Zone A/B remains a no-go area. Access is allowed by the authorities to zone C/D for essential purposes and for people with a means of rapid exit only. Zones E, F and G have normal occupation.
The rockfall activity from the October 1 dome continued throughout this reporting period, although visual observations during the day have been hampered by poor weather. A total of 37 rockfall signals triggered the seismic network during the reporting period; the larger of these signals were probably generated by small pyroclastic flows which produced ash clouds. These ash clouds drifted westwards from the volcano and some light ash was deposited in Plymouth and surrounding areas.
Heavy rain in the middle of this afternoon caused mudflows (also known as lahars) in Fort Ghaut, and probably also in White River (towards O'Garra's). The seismic signals from these lahars lasted about 30 minutes. Observations of Fort Ghaut at this time revealed a flow of muddy water carrying rocks up to half a metre across into the sea, with peak flow continuing for approximately 20 minutes. Noises from the vicinity of English's Crater suggested that some steam jetting and rockfall activity may also have been occurring at this time. A helicopter inspection of the Galway's Wall is under way to see whether the heavy rain has prompted any rock avalanches from it.

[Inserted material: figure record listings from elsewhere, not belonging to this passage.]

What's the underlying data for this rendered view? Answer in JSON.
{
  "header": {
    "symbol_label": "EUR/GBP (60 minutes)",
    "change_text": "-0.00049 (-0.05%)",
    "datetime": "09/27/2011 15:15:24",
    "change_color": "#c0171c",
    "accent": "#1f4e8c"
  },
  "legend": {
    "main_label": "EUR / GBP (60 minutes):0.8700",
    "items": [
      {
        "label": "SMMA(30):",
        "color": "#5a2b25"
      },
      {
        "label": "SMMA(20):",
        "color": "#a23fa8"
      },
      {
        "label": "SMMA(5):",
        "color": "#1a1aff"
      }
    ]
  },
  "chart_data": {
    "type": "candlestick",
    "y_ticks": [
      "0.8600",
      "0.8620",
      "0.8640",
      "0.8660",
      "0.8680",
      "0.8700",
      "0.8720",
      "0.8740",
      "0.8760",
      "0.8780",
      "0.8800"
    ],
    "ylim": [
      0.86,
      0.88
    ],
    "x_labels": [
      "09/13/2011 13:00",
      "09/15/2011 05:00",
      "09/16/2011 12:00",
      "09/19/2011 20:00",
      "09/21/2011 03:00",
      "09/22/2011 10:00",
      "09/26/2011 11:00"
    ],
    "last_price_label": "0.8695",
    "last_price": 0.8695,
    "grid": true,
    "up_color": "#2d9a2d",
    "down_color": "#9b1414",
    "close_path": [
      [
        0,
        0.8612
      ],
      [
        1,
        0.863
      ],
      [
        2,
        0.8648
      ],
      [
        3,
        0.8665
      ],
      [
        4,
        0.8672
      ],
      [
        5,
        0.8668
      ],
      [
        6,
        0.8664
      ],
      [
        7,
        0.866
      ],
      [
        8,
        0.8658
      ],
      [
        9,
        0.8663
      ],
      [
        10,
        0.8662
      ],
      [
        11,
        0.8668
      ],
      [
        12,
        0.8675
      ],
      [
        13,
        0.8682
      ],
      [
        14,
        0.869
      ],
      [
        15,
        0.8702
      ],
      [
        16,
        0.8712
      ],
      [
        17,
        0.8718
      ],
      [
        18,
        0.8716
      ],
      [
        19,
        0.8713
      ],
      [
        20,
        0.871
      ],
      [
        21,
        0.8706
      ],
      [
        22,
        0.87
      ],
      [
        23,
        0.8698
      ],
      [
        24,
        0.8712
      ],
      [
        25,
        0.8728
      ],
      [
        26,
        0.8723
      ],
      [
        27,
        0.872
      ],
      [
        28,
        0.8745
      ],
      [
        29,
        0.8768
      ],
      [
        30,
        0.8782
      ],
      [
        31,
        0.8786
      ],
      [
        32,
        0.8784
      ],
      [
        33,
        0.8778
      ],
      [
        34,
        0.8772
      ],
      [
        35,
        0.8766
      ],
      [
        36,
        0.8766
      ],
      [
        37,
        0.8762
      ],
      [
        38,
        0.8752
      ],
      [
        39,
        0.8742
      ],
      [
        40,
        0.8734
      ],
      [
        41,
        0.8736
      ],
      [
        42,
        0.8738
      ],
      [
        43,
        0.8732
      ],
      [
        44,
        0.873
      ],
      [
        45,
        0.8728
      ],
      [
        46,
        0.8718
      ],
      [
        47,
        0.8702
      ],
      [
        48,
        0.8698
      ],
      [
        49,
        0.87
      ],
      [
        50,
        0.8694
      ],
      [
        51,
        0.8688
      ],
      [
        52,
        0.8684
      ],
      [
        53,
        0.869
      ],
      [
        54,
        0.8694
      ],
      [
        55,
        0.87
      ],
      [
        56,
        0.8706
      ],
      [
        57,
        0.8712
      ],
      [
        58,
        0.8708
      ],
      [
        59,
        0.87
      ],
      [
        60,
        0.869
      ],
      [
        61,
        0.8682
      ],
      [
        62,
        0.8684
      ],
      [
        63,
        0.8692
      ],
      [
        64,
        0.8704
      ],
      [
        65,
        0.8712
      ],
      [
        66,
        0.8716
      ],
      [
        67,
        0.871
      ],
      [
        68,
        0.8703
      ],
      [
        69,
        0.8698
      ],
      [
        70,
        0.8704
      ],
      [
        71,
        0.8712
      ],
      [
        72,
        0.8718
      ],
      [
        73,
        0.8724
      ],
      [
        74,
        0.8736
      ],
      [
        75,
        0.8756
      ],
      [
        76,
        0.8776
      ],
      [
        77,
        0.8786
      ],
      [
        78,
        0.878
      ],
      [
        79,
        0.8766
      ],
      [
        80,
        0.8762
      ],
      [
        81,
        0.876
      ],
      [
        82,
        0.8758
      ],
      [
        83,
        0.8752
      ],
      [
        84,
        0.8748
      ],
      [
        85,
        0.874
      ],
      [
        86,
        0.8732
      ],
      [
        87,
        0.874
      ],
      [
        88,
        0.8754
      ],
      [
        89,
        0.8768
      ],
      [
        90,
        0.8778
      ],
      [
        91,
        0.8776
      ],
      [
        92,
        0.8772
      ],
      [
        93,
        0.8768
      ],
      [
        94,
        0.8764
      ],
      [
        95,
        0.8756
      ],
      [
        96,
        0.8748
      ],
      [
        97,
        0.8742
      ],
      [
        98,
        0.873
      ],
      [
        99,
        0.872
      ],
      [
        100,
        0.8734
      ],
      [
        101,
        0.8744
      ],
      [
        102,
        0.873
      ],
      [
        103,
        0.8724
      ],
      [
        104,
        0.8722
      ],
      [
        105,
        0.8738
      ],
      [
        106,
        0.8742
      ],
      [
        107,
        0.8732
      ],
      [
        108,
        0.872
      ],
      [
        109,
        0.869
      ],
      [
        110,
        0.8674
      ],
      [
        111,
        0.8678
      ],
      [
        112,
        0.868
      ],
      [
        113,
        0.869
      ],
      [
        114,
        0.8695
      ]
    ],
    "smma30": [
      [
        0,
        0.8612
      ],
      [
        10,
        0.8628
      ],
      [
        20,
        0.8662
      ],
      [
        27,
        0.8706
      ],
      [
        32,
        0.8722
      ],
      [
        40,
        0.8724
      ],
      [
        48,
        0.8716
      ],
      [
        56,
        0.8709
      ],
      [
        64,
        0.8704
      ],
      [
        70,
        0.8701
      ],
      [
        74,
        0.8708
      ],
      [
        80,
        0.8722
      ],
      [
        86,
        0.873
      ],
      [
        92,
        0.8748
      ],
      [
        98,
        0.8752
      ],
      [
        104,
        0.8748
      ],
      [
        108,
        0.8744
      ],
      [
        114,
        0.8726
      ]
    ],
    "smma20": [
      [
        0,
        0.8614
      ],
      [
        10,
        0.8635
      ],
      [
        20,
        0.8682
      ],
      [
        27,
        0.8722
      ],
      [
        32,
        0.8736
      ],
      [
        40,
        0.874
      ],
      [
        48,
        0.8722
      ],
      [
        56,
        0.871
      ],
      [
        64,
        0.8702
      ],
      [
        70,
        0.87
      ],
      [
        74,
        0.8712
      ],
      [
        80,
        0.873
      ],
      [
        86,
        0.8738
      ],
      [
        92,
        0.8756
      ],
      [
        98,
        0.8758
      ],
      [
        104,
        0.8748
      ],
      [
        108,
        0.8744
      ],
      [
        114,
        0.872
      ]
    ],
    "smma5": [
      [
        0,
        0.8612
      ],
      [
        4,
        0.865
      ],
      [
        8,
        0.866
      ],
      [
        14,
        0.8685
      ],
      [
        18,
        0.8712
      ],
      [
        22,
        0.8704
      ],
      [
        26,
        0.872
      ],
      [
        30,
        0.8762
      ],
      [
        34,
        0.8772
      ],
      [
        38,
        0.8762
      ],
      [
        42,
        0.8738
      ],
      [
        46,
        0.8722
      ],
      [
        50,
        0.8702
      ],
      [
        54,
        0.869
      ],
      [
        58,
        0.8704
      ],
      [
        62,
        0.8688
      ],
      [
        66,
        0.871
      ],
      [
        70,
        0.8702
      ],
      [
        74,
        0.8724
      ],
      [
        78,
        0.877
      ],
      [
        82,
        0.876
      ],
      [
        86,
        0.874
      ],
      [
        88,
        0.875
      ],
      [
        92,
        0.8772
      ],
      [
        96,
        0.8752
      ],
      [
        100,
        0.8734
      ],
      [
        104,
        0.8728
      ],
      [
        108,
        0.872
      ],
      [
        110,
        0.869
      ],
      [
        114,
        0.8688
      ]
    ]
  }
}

Seismic activity has continued at a relatively high level today, with hybrid events dominating the records. The current swarm peaked at about midnight last night at a rate of 2 per minute and has diminished in rate of occurrence and amplitude since then. 107 hybrids triggered the networks during the reporting period. Hybrid events have in the past been associated with more rapid dome growth, but the lack of visual observations make this difficult to prove for this swarm to date. However, increased ash production and pyroclastic flow generation in the Tar River valley is to be expected if dome growth rate has indeed increased. In addition to the hybrid events, 5 long-period earthquakes were recorded.
No EDM or GPS surveys were undertaken today. Micro-gravity surveys continue on the western flank of the volcano. Water samples and SO2 tubes were collected today as part of the ongoing environmental monitoring programme undertaken by MVO.